摘要 这一应用将提供急需的分析方法，以发展成像遗传学领域。 SOLAR-Eclipse是一套集成的遗传和表观遗传分析资源，如遗传力， 多效性、高分辨率全基因组关联（GWA）和全基因组分析（WGA）、基因 表达，数量性状基因座连锁（QTL-L）和甲基化分析优化的性状来自 结构和功能神经成像数据。我们的重点是第3阶段的开发，以支持全分辨率 复杂多基因疾病中涉及的成像遗传学网络的体素和顶点分析。期间 在前两个资助期，我们展示了SOLAR-Eclipse在成像遗传学应用中的实用性 并与三个主要的NIH脑成像计划开展了强有力的“拉/推”合作：NIH大数据 2知识（BD 2K）通过荟萃分析（ENIGMA）增强神经影像学遗传学，人类 Connectome Project（HCP）、MRI-GENIE、CHARGE和UK Bio Bank。在此期间，我们 发布了20多个软件更新，这种支持在大约250篇手稿中得到了认可。我们把重点放在 根据我们的大数据合作伙伴确定的需求进行下一阶段的SE开发。第一个目标是修改我们的 支持“重复、重新运行、复制（R3）”计划的软件，包括基于Python的应用程序编程 界面，可直接将SOLAR-Eclipse集成到现代处理工作流程中。

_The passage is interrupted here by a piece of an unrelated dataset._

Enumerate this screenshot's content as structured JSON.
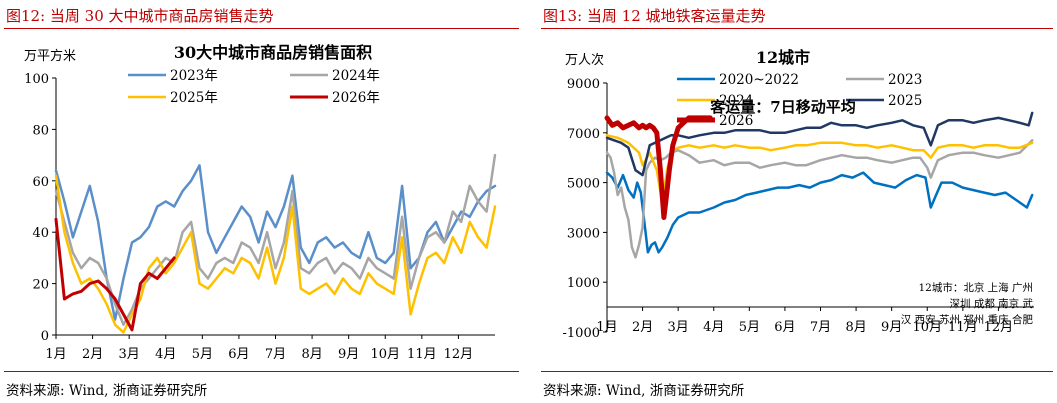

它将包括一个 新的数据格式优化体素和顶点成像遗传分析，包括GWA和WGA， 以及记录成像遗传学数据分析工作流程的起源。目标2的重点是使 GWA和WGA在全体素顶点和遗传分辨率。这将推导并执行因果关系测试， 注释的成像遗传网络，同时考虑连锁不平衡（LD）和空间 依赖模式和校正多重比较。我们将进行因果推理测试， 垂直和水平的多效性-两个主要机制，管理遗传风险因素的复杂 多基因疾病，如精神分裂症。目标3，我们将进行合作研究，以调整新的方法 我们的大数据合作伙伴收集了大量不同的样本：ENIGMA，HCP，SiGN，UKBB等。 这种新方法的合作试点和磨练将有助于推广和传播我们的 为个人成像遗传学实验室的发展。